Occupation illégale d'une maison © CrossWorlds / Marie Houdret-Lobjoit

Occupation illégale d’une maison © CrossWorlds / Marie Houdret-Lobjoit

 

Les ruines bucoliques de notre Belle endormie séduisent religieux et séculaires, mais elles restent un témoin de la création de l’État d’Israël. Lifta est d’ailleurs le dernier village palestinien inhabité encore debout à Jérusalem. La municipalité a jugé au début des années 2000 qu’il était temps d’aller de l’avant. Ainsi des plans ont-ils été présentés en 2006, dessinant un tout nouveau quartier dans la vallée. C’est ce que détaille un responsable du département de la conservation de Jérusalem lors d’une conférence donnée en mars 2016. Impulsé sous la pression foncière de la ville et par désir de préserver Lifta, le projet prévoit la construction de luxueuses villas de vacances à destination de personnes très aisées et un hôtel.

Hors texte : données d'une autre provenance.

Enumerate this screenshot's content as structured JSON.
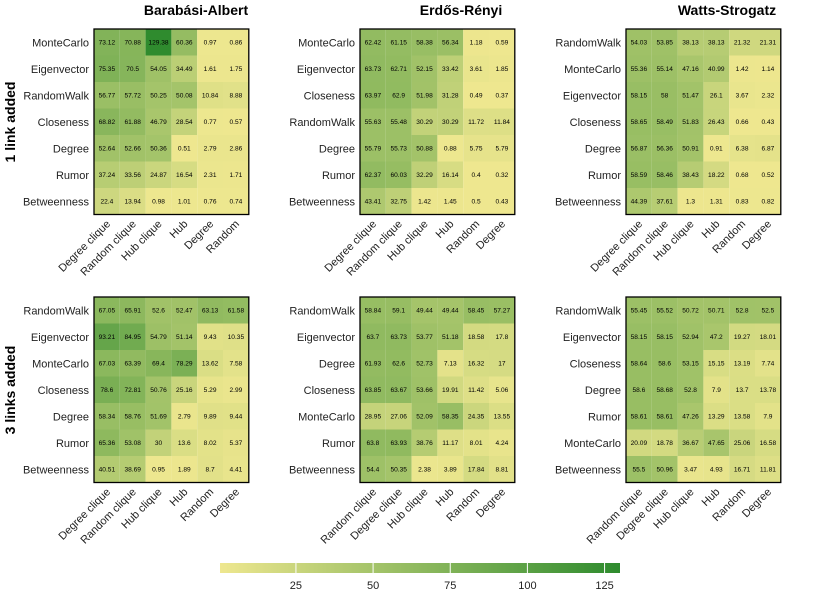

Groupe d'enfants montant à la source accompagnés par un juif orthodoxe © CrossWorlds / Marie Houdret-Lobjoit

Groupe d’enfants montant à la source accompagnés par un juif orthodoxe © CrossWorlds / Marie Houdret-Lobjoit

 

Le plan fut finalement suspendu par la cour suprême en 2012 suite à la pression de plusieurs associations qui cherchaient à défendre la cause historique et mémorielle du village. Le juge avait alors demandé la réalisation d’un relevé archéologique plus approfondi que le précédent.

Enchevêtrement des chemins à travers les ruines © CrossWorlds / Marie Houdret-Lobjoit

Enchevêtrement de chemins à travers les ruines © CrossWorlds / Marie Houdret-Lobjoit

 

L’organisation à but non lucratif israélo-palestinienne « Lifta Society » a engagé depuis plusieurs années un projet nommé SAVE LIFTA, afin de préserver le site. Le projet a aujourd’hui une grande ampleur et implique des acteurs internationaux (UNESCO, archéologues, représentants politiques israéliens et palestiniens, universitaires…). Quiconque s’intéresse à l’affaire se forge alors sa propre opinion et projette un avenir pour le lieu : inscription au patrimoine de l’UNESCO, musée à ciel ouvert, mémorial de l’Histoire palestinienne, réserve naturelle, trésor foncier…

Maisons et terrasses à Lifta © CrossWorlds / Marie Houdret-Lobjoit

Maisons et terrasses à Lifta © CrossWorlds / Marie Houdret-Lobjoit

 

Toujours figée et toujours convoitée, Lifta restera un livre ouvert. Car tant qu’il y aura des pierres,  il y aura de quoi écrire.